Прожив долгую жизнь, старая женщина действительно умерла в страхе перед божьим наказанием за то, что однажды в молодости согрешила с одним заезжим командировочным, о чем не успела покаяться перед тогда еще живым мужем. Лишь только перед самой смертью она поведала, для облегчения души, эту тайну своей невестке – Петиной маме – да попу.

Хоронили бабушку знатно, всем двором. Над ее гробом сам батюшка Василий из их приходской церкви читал молебен. Постепенно, один за другим, и его родители покинули этот бренный мир, отправившись к Отцу Небесному. Петр остался один в своей большой квартире. Вечерами, слоняясь из угла в угол, он пытался вспоминать что-нибудь веселое из своего прошлого, но на память приходили лишь сестренка с большими улыбчивыми глазами да кот Рыжик, которого великодушно разрешила держать бабушка и который давно уж околел. Жила семья тихо, незаметно, каждый как мышь в своем уголке.

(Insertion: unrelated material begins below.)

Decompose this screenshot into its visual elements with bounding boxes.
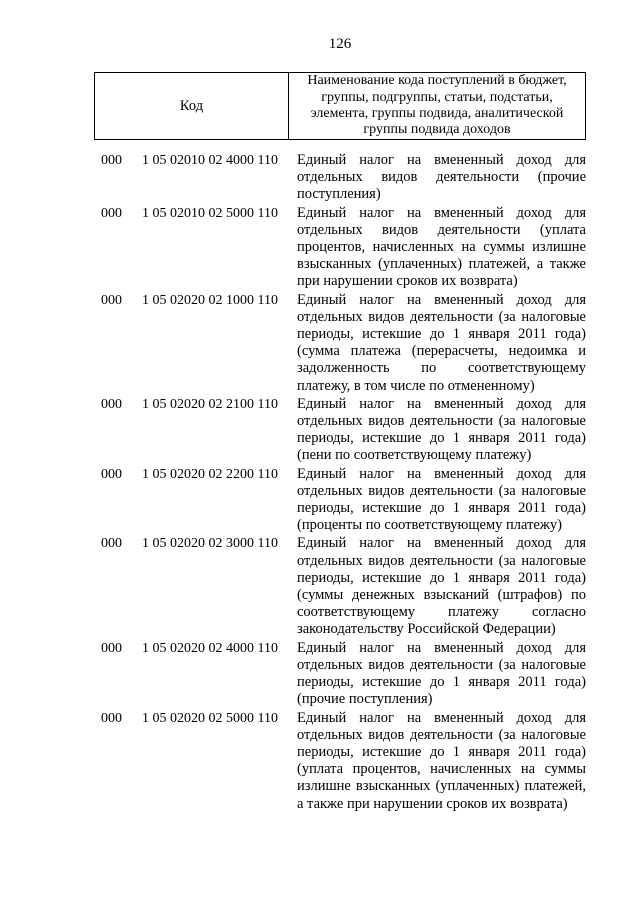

Он по-прежнему посещал церковь, находя в ней ответы на все жизненные вопросы. Храм приносил ему душевное успокоение. Из старых дворовых дружков к тому времени мало кто остался: одни разъехались, кто куда, другие загубили свои жизни – кто по тюрьмам, а кто спился или умер от наркотиков. Остался лишь Фома, который в положенное время, как и подобает, отслужил в армии, затем обучился заводской профессии, а вскорости обзавелся семьей и был счастлив, повторяя судьбу своих отца и деда и многих миллионов людей в стране. Зла старался никому не делать. Бога чтил в душе, но в церковь не ходил и молитв не знал. Как мог, почитал отца и мать своих, покуда живы были.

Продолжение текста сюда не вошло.